Celebro el buen criterio de programación del concierto que nos ocupa: hora y media de música real, con dos obras, sin rellenos, para asimilarlas bien, y para terminar a buena hora (diez menos cuarto), y que la gente no salga despavorida, a coger el autobús. La primera parte dedicada a una obra que no suele estar en el repertorio -cuánto se agradecen estas programaciones-; y una gran sinfonía, en la segunda. Se abre al velada con el concierto para violín y orquesta de Barber -el del famoso adagio-, con un traductor inmejorable, el joven James Ehnes, que la conoce muy bien y la ha grabado. El primer movimiento es de agradable escucha, incluso para una primera audición. El violinista queda, a veces, no tanto sepultado por la gran orquestación, sino más bien elevado, en el vendaval del crescendo. Cuando sobresale el violín, notamos un sonido pulcro, afinado, impecable. En el andante se luce más el solista. A Samuel Barber se le dan muy bien estos tiempos tranquilos: la sonoridad en los graves del violín es muy hermosa, con ese arco largo y tenido que llega a unos matices en piano bellísimos, hasta acabar en la nada. El presto final -rotundamente distinto a lo anterior, por el corte en la composición a causa de la guerra- es una exhibición de virtuosismo del violinista canadiense. Es una parte que requiere una tensión frenética para el solista, pero también para la orquesta. Aquel porque sostiene con pulcritud en las notas, el moto perpetuo; la orquesta -con el director al frente-, porque cuadra milimétricamente la velocidad. La propina de Bach, perfecta: qué formidable pedal, sobre la primera voz.

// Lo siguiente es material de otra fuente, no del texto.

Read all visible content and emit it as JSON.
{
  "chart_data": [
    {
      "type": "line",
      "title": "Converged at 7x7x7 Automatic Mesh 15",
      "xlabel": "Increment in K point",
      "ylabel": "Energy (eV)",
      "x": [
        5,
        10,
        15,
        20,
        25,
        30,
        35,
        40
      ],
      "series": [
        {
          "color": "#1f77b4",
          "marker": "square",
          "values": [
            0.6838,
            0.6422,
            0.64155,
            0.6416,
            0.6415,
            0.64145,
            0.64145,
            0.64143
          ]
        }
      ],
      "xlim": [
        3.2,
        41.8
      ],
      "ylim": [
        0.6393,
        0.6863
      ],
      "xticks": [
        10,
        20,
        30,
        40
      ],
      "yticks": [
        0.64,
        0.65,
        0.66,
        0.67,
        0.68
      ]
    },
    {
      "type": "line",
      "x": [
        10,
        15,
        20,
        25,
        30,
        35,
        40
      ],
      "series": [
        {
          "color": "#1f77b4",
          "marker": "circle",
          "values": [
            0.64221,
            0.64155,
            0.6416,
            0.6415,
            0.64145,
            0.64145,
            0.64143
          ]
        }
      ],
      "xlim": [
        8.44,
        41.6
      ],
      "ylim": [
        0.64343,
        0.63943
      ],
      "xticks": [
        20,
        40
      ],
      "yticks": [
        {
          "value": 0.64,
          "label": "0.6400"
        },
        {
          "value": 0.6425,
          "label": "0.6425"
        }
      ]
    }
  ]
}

La segunda sinfonía de Rachmaninoff es una de esas obras que sienta bien a todo el mundo. El entramado de las familias de cuerda de la orquesta -que en el caso de la de Euskadi están convenientemente pobladas, pasando de los sesenta elementos-, se comporta como un bien trenzado nido; acogedor, mullido, sedoso. Una sonoridad envolvente, que, en la versión del maestro Treviño, es generosa, de continuo legato, sin brusquedades, con reguladores que van y vienen sin sobresaltos, con sensación de plenitud, de que todo esta colmado; sin fisuras ni vacíos; con esa cómoda placidez de dejarse inundar por el placer de la música. Y es que la orquesta vasca, mantuvo, siempre, el estatus de la obra: una sonoridad que emana de la cuerda, y a la que las maderas, y los metales -con disciplina y buen gusto- se unen, potentes sí, en los finales del creciendo, pero sin avasallar, respetando la redondez e intimidad de aquella. En el primer movimiento, comienza sentando cátedra la cuerda grave: es fundamental hacerse con esa sonoridad para cimentarlo todo. A partir de ahí, todo es extensivo, pero siempre con frondosidad. Lo que se va añadiendo, hasta el tutti fuerte, parece descansar sobre el musgo. En el segundo movimiento, las trompas -bastante bien- dan paso a la vigorosa perorata entre las familias cordales: intensa y ligera de tempo. En el adagio, con el tema tan conocido, cualquier oyente es elevado a la pantalla de cine: este movimiento nos evoca la música de películas: esa envolvente sonoridad que todos quisiéramos para nuestros momentos cruciales. El allegro final, algo más contrastado, sigue, sin embargo, con el mismo lirismo generoso y sereno. El matiz staccato aligera un poco la cosa; se oyen la flauta y el oboe en filigrana; el final es brillante y optimista. En fin, es todo tan algodonoso y mullido, que da pereza abandonar la sinfonía tan confortablemente habitada.